Miller: Do you know from that literature, according to CDC data, what kinds of medical episodes were responsible there? One hundred and eight emergency cases, 73 hospitalizations and three deaths. What exactly in general were people experiencing?
van Breemen: It looks like they were being traced back to a few specific brand products that probably contain syndelics, which are these synthetic analogs of the tryptamine-based analogs of psilocybin. And the dosages of psilocybin in medicinal use are very, very low, but we are finding quite high levels of these molecules in the products we tested.
Miller: I’m reminded that you mentioned that at least one of these gummies had no active ingredients. You called it just a candy, just a plain old gummy bear or whatever the shape was. From a public health perspective, I imagine that’s the best case scenario, that someone is unwittingly buying candy as opposed to something that has an undisclosed or novel psychoactive ingredient.
van Breemen: The biggest problem I think is the lack of labeling to inform consumers of what they’re buying and what they’re using. One of these products contained a very high level of caffeine, two botanicals or these psilocybin analog syndelic molecules. If one were to buy one product that has nothing but candy and find no effect, and then try a different product but take multiple doses, thinking it to be very weak or not active, and finds that it’s extremely potent, then they might be in trouble.
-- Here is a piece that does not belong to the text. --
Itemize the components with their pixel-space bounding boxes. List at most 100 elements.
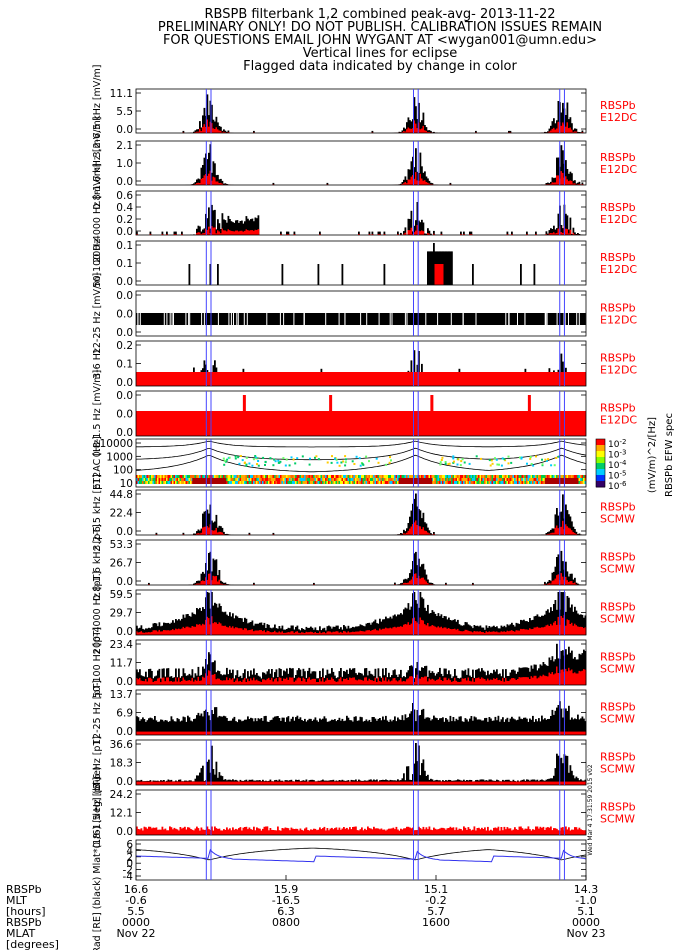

Miller: What advice do you have for the general public or more specifically the specific public that is maybe interested in buying these products?
van Breemen: Well, support research in the safe use and development for medicinal properties and in utilization of these products. Buy from trusted sources. Read the labels. If the labels don’t disclose anything tangible, if they don’t say that they contain psilocybin or psilocin or, for example, kava or cannabinoids, if they don’t say how much of something if it is listed, beware. Look for quality labeling. And buy from trusted sources.
Miller: But is there such a thing? I guess I’m confused by that last night. It seems like great advice in general to buy from trusted sources, but if we’re talking about a fully unregulated product that, unless I’m mistaken, is illegal. You cannot legally buy a psilocybin gummy at any store in Oregon. That’s not the system that Oregon voters approved or that Oregon Health Authority has set up. How are these even being sold? How is it that convenience stores are allowed to sell them?
van Breemen: That’s a very good question and I don’t know the answer. But I do support regulation and analytical testing to produce products that are hopefully safe, as well as effective. And we need more quality control of this market. Clearly, if no one buys products that are unlabeled and poorly controlled, the demand goes away, the products may not be marketed illegally. So, I don’t advocate for buying products that are just completely unknown. It’s not a safe approach.
Miller: Richard, thanks very much.
van Breemen: Thank you. It’s a pleasure to be here.
Miller: Richard van Breemen is a professor of pharmaceutical sciences at the OSU College of Pharmacy and a researcher at the Linus Pauling Institute. He is part of a team that recently analyzed a dozen products bought at Portland stores that were labeled as “magic mushroom” edibles. None of them had any psilocybin. Some of them did, though, have relatively or fully untested synthetic versions of psychoactive compounds.